Say something like this at a shabbos table, and witness the metamorphoses of otherwise self-possessed seminary girls, like Odysseus's men on Circe's island, transformed by facial contortions, gagging noises and squealing sounds of disgust: 'Ichh!!!'
Rabbi Elezar ben Azariah says, 'from where do we know that a person should not say "I am repulsed by pulled pork bbq sandwiches," or "I do not want to wear that Armani cashmere suit with linen lining?, but rather a person should say, 'I really want these things, but what can I do?, my Father in Heaven decrees that I must not?' Rabbi Elezar continues, 'from the verse: "And I will separate you from the nations of the world to be Mine."' God does not separate the people of Israel from the nations through magical decree or genetic fiat - the Torah provides the means through which the Jewish people can separate and distinguish themselves. As Rabbi Elezar reads the verse, 'you, the people of Israel - through adhering to the Torah - will separate yourselves for My Glory.'
The command to Israel to separate itself from the nations of the world comes at the end of the weekly portion Kedoshim which, Rashi explains, was taught to all of the people of Israel - men, women and children - because upon its principles all of the Torah depends. In a portion which begins by exacting 'you shall be holy' - explained as distancing oneself from illicit relationships - Rabbi Elezar insists that when it comes to observing chukim, G-d's heavenly decrees, or 'ordinances' as King James renders, He wants the people of Israel to be honest about their desires. Being scrupulous about G-d's decrees does not mean pretending to be something we are not.

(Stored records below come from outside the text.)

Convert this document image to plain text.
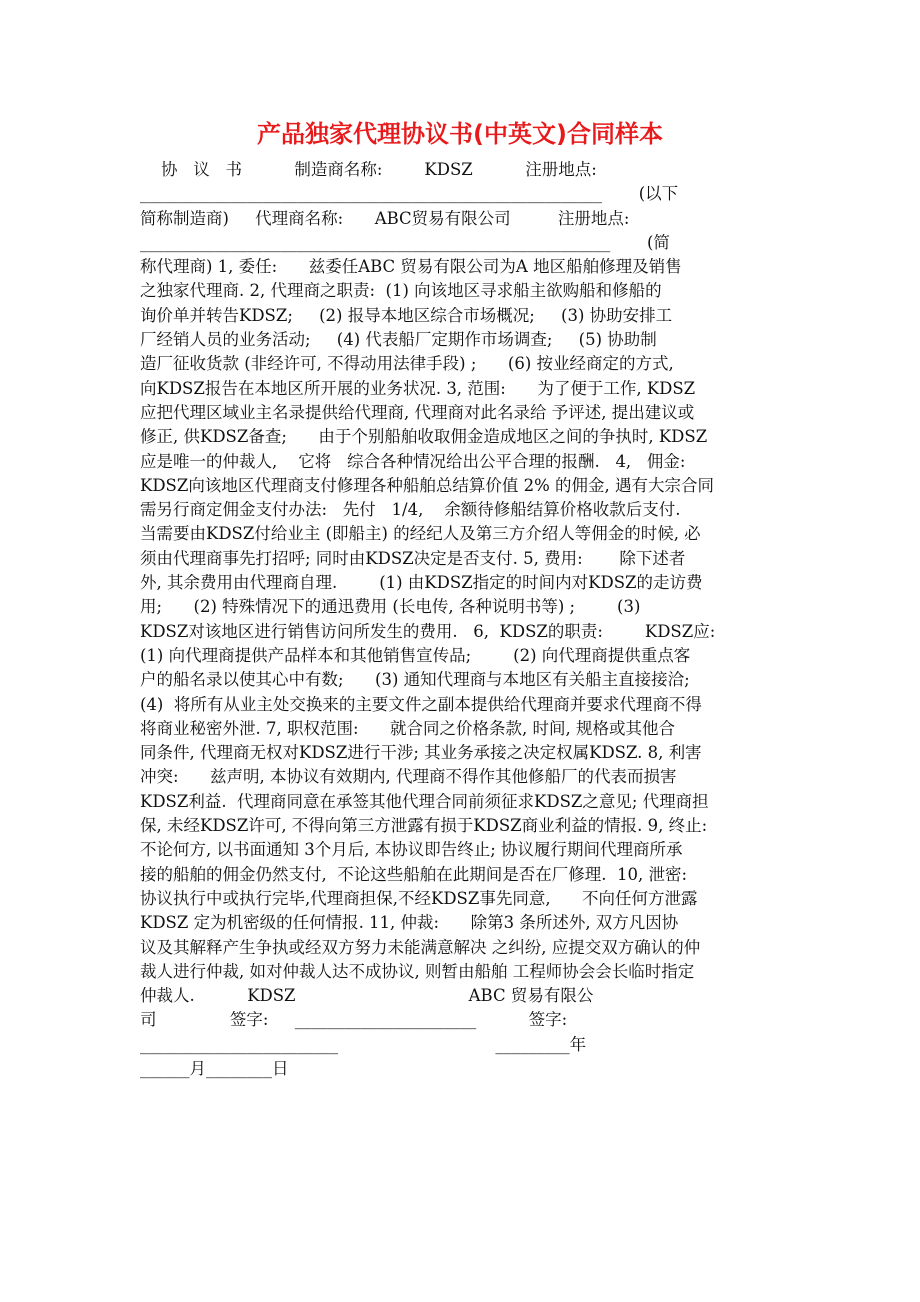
产品独家代理协议书(中英文)合同样本
协   议   书          制造商名称:        KDSZ          注册地点:
________________________________________________________       (以下
简称制造商)     代理商名称:      ABC贸易有限公司         注册地点:
_________________________________________________________       (简
称代理商) 1, 委任:      兹委任ABC 贸易有限公司为A 地区船舶修理及销售
之独家代理商. 2, 代理商之职责:  (1) 向该地区寻求船主欲购船和修船的
询价单并转告KDSZ;     (2) 报导本地区综合市场概况;     (3) 协助安排工
厂经销人员的业务活动;     (4) 代表船厂定期作市场调查;     (5) 协助制
造厂征收货款 (非经许可, 不得动用法律手段) ;      (6) 按业经商定的方式,
向KDSZ报告在本地区所开展的业务状况. 3, 范围:      为了便于工作, KDSZ
应把代理区域业主名录提供给代理商, 代理商对此名录给 予评述, 提出建议或
修正, 供KDSZ备查;      由于个别船舶收取佣金造成地区之间的争执时, KDSZ
应是唯一的仲裁人,    它将   综合各种情况给出公平合理的报酬.   4,   佣金:
KDSZ向该地区代理商支付修理各种船舶总结算价值 2% 的佣金, 遇有大宗合同
需另行商定佣金支付办法:   先付   1/4,    余额待修船结算价格收款后支付.
当需要由KDSZ付给业主 (即船主) 的经纪人及第三方介绍人等佣金的时候, 必
须由代理商事先打招呼; 同时由KDSZ决定是否支付. 5, 费用:       除下述者
外, 其余费用由代理商自理.        (1) 由KDSZ指定的时间内对KDSZ的走访费
用;      (2) 特殊情况下的通迅费用 (长电传, 各种说明书等) ;        (3)
KDSZ对该地区进行销售访问所发生的费用.   6,  KDSZ的职责:        KDSZ应:
(1) 向代理商提供产品样本和其他销售宣传品;        (2) 向代理商提供重点客
户的船名录以使其心中有数;      (3) 通知代理商与本地区有关船主直接接洽;
(4)  将所有从业主处交换来的主要文件之副本提供给代理商并要求代理商不得
将商业秘密外泄. 7, 职权范围:      就合同之价格条款, 时间, 规格或其他合
同条件, 代理商无权对KDSZ进行干涉; 其业务承接之决定权属KDSZ. 8, 利害
冲突:      兹声明, 本协议有效期内, 代理商不得作其他修船厂的代表而损害
KDSZ利益.  代理商同意在承签其他代理合同前须征求KDSZ之意见; 代理商担
保, 未经KDSZ许可, 不得向第三方泄露有损于KDSZ商业利益的情报. 9, 终止:
不论何方, 以书面通知 3个月后, 本协议即告终止; 协议履行期间代理商所承
接的船舶的佣金仍然支付,  不论这些船舶在此期间是否在厂修理.  10, 泄密:
协议执行中或执行完毕,代理商担保,不经KDSZ事先同意,      不向任何方泄露
KDSZ 定为机密级的任何情报. 11, 仲裁:      除第3 条所述外, 双方凡因协
议及其解释产生争执或经双方努力未能满意解决 之纠纷, 应提交双方确认的仲
裁人进行仲裁, 如对仲裁人达不成协议, 则暂由船舶 工程师协会会长临时指定
仲裁人.          KDSZ                                 ABC 贸易有限公
司              签字:     ______________________          签字:
________________________                              _________年
______月________日
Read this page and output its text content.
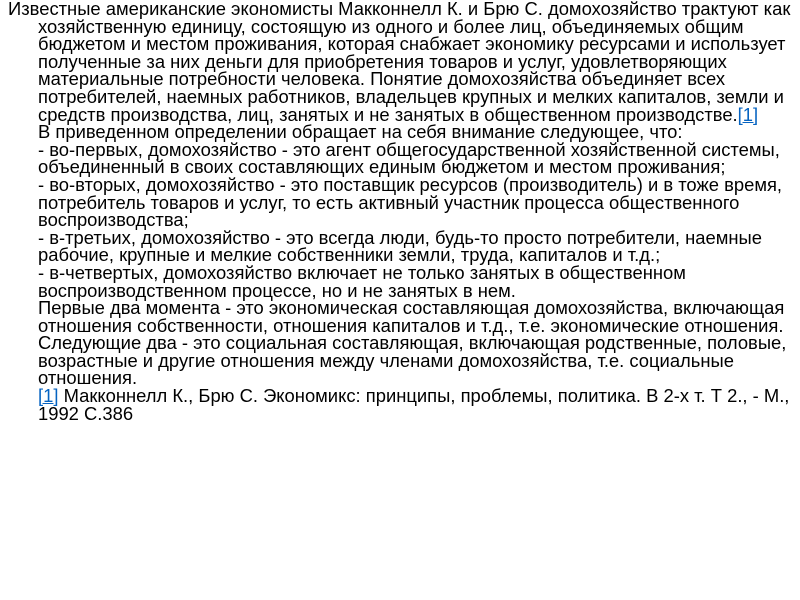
Известные американские экономисты Макконнелл К. и Брю С. домохозяйство трактуют как хозяйственную единицу, состоящую из одного и более лиц, объединяемых общим бюджетом и местом проживания, которая снабжает экономику ресурсами и использует полученные за них деньги для приобретения товаров и услуг, удовлетворяющих материальные потребности человека. Понятие домохозяйства объединяет всех потребителей, наемных работников, владельцев крупных и мелких капиталов, земли и средств производства, лиц, занятых и не занятых в общественном производстве.[1]

В приведенном определении обращает на себя внимание следующее, что:

- во-первых, домохозяйство - это агент общегосударственной хозяйственной системы, объединенный в своих составляющих единым бюджетом и местом проживания;

- во-вторых, домохозяйство - это поставщик ресурсов (производитель) и в тоже время, потребитель товаров и услуг, то есть активный участник процесса общественного воспроизводства;

- в-третьих, домохозяйство - это всегда люди, будь-то просто потребители, наемные рабочие, крупные и мелкие собственники земли, труда, капиталов и т.д.;

- в-четвертых, домохозяйство включает не только занятых в общественном воспроизводственном процессе, но и не занятых в нем.

Первые два момента - это экономическая составляющая домохозяйства, включающая отношения собственности, отношения капиталов и т.д., т.е. экономические отношения. Следующие два - это социальная составляющая, включающая родственные, половые, возрастные и другие отношения между членами домохозяйства, т.е. социальные отношения.

[1] Макконнелл К., Брю С. Экономикс: принципы, проблемы, политика. В 2-х т. Т 2., - М., 1992 С.386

'Do not walk in the ordinances of the nations of the world,' G-d commands, 'but rather you shall keep My ordinances.' In Onkelos's Aramaic translation, the 'chukim' of the nations are n'musot, manners or social forms. It's not just the people of Israel that abide by unquestioned decrees: all cultures - true in ancient Athens as well in my hometown in Long Island - abide by social forms, not necessarily rational, which are accepted unquestionably and from which one does not divert. In the time of the sages, it was participating in the culture of 'stadiums' and 'theaters' - what every one does, because ... that's just what you do. They are engraved for the nations - chukim - in the sense that they are engraved, accepted and unquestioned, social conventions. The people of Israel have their own chukim - also not subject to rational explanation. But they are the decrees of the divine. Separating from the nations means avoiding their particular practices, but also abiding by our chukim in a way that is distinctive. If I simply strive to get in line with accepted norms of social behavior - 'I hate pork!' - then I am turning G-d's will into etiquette advice.
Our service is difference. So Rabbi Elazar tells us: 'You should separate yourself from transgression.' Separation comes through an action, and chukim - more than any of the other of the Torah's laws - show our separateness. So we acknowledge to ourselves that left to our own, we might do otherwise. We are not embarrassed by our desires, treating them like pictures in an old photograph album to be hidden away from the children; they are part of our service. To say that my desires are already in line with the will of G-d may appear righteous - what people in my community call 'frum' - but ask Rabbi Elazar: it is not what G-d wants. To the contrary, if I refrain from b-l-t's and the latest fashion because I claim it's natural to me, then I am following the ways of the nations. Through acknowledging my desires and refraining in any event, I distance myself from transgression, enacting my separateness.
True, some things - especially given current epidemiological realities - may seem truly disgusting.
But if we claim to find things repulsive which G-d knows we really want, then we are - because of our over-zealous attempts at frumkeit - becoming more like the nations, and less like the chosen servants of G-d. G-d wants our separateness, but to fulfill the command, 'you shall be holy,' to be truly separate, we can't pretend a robotic observance, but we need - another paradox - to recognize our humanity even as we perform G-d's will.